Tuesday, February 7, 2012

Copenhagenize Index

I keep noticing some improvements in bicycle infrastructure around Boston. There are more bike lanes showing up, like the newly constructed lane along Concord Ave in Belmont and also more bike racks, so we are finally not limited to locking our bikes to lamp posts and fences nearby.
But how Boston Metro Area compares to other cities out there? To answer this question, I decided to take a closer look at the Copenhagenize Index. The Index awards points in 13 different categories. A maximum of 4 points can be awarderd in each category:

Advocacy: I give Boston 2 points for some organized advocacy like Annual Tweed Ride, although I wonder if it is a bit too generous.

Bicycle Culture: Another 2 points. Many Bostonians still see bicycle as a purely recreational vehicle, but there is a growing number of commuters as well.

Bicycle Facilities: I think 3 points here is appropriate. Boston and surrounding towns seem to have quite many various facilities: bike lanes, paths, parking racks, and buses equipped with bike racks.

Bicycle Infrastructure: Another 2 points here. I think that we have not enough bike paths throughout the city. Most of existing ones are only bike lanes and there are not that many of them around.

Bike Sharing Programme: There is the Hubway: 61 stations, 600 bikes, first 30min. is free. Not bad, but: stations are ONLY in Boston (i.e. no trips to Cambridge, Somerville, etc.) and you have to agree to wear a helmet. Weird! Program has just started so for now 2 points only.

Gender Split: Doesn't look that great. The city of Boston reports that 72% of cyclists are men and 28% women. On the other hand, we do have a beautiful representation of female cyclists through many cycling blogs. Let's say 2 points is probably a good guess.

Modal Share for Bicycles: The City of Boston reports a pathetic 2.11% as of 2009: 1 point.

Modal Share Increase Since 2006: According to The City of Boston there's been a 122% increase in ridership from 2007 to 2009. I give it 2 points.

Perception of Safety: Judging from how many helmet-wearing bikers I see daily I can't be more generous beyond just a single point. Boston crash rate is 1 crash per 1030 miles (1657km) and 37% of those crashes involved a car. Also, "both men and women cyclists perceive cycling on off-road paths as significantly more safe than biking on Boston streets."

Politics: Again, difficult to say, which means that no media is loud enough about new facilities for bikers. This means that there is not much going on or City is just quiet about it. The situation is improving: new bike sharing program, new lanes. Let's say 2 points would be fair.
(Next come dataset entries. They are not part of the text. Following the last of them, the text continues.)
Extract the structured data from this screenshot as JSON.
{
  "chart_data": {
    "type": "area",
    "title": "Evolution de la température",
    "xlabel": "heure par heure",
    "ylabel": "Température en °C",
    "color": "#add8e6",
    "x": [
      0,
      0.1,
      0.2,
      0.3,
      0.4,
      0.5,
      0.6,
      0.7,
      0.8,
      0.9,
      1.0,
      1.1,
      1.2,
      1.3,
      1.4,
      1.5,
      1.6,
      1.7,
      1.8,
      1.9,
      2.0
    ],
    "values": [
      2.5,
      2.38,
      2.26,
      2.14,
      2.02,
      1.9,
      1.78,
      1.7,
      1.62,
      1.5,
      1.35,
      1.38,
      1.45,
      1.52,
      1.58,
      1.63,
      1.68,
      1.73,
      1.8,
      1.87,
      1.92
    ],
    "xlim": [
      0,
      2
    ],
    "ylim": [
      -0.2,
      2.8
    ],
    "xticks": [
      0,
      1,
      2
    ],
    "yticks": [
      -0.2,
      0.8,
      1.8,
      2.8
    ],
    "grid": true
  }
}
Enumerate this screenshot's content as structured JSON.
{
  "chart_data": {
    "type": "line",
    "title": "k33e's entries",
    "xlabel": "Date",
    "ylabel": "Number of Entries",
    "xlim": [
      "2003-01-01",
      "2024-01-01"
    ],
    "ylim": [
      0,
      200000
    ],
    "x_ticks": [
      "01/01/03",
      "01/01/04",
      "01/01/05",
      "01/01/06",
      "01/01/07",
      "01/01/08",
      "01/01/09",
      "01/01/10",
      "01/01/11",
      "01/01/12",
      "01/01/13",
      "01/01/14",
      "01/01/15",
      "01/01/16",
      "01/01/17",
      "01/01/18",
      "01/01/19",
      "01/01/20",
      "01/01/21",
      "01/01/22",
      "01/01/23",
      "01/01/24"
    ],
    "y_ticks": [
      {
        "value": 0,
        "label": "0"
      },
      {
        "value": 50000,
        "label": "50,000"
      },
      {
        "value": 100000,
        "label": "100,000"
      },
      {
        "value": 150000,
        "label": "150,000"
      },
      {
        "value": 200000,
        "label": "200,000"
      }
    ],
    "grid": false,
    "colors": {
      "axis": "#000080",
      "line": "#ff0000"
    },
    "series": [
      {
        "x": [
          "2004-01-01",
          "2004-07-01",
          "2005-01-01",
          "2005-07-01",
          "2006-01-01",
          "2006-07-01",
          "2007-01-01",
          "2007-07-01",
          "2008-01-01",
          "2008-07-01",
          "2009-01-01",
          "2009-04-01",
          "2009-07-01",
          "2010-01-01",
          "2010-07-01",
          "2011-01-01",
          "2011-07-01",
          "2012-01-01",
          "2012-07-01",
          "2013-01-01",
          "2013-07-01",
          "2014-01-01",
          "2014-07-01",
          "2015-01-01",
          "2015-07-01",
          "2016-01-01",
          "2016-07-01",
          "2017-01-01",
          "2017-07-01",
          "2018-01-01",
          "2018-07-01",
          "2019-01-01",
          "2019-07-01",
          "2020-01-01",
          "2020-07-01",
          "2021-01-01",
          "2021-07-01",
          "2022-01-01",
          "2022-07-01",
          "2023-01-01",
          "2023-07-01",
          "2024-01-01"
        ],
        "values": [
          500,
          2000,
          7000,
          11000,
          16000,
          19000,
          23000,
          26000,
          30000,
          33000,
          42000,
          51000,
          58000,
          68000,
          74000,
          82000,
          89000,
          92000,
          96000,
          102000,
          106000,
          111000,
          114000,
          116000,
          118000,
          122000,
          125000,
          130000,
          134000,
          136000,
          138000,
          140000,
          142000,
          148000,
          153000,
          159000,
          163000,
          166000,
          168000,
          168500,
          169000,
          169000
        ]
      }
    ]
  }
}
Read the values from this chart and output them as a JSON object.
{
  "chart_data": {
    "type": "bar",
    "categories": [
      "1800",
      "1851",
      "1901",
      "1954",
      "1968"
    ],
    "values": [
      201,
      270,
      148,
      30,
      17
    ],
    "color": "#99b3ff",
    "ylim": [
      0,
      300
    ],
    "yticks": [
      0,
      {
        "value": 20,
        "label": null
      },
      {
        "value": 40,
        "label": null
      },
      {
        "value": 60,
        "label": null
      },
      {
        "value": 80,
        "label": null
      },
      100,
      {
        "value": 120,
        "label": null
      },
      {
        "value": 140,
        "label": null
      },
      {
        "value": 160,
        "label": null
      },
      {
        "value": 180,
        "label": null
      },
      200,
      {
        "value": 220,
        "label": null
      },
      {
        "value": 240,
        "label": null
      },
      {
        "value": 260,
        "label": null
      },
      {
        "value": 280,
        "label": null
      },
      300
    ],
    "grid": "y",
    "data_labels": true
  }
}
Social Acceptance: Hmm, I have a strong feeling that many drivers are still hostile towards city bikers, although on the other hand, most of them are at least neutral. Let's say 3 points would be fair.

Urban Planning: In the very downtown the situation is better, but a short bike trip to suburbs shows that sidewalks and bike paths/lanes are as rare as pink elephants - 1 point.

Traffic Calming: None on main roads (i.e. most roads). Better in strictly residential areas. Still, no limited car traffic areas anywhere. Even the Newbury St and Harvard Sq are car-oriented places. Weird. I don't think Boston deserves any points here.

Total: 22
I don't know if I was too strict but 22 points is a really poor result. The best U.S. city, Portland, got 36 points. Even the New York City received 29. Not to mention Amsterdam and Copenhagen with 54 and 52 points, respectively. Let's hope the bicycle culture in Boston will grow and more and more people will use their bikes everyday, not only on the Minuteman Bikeway.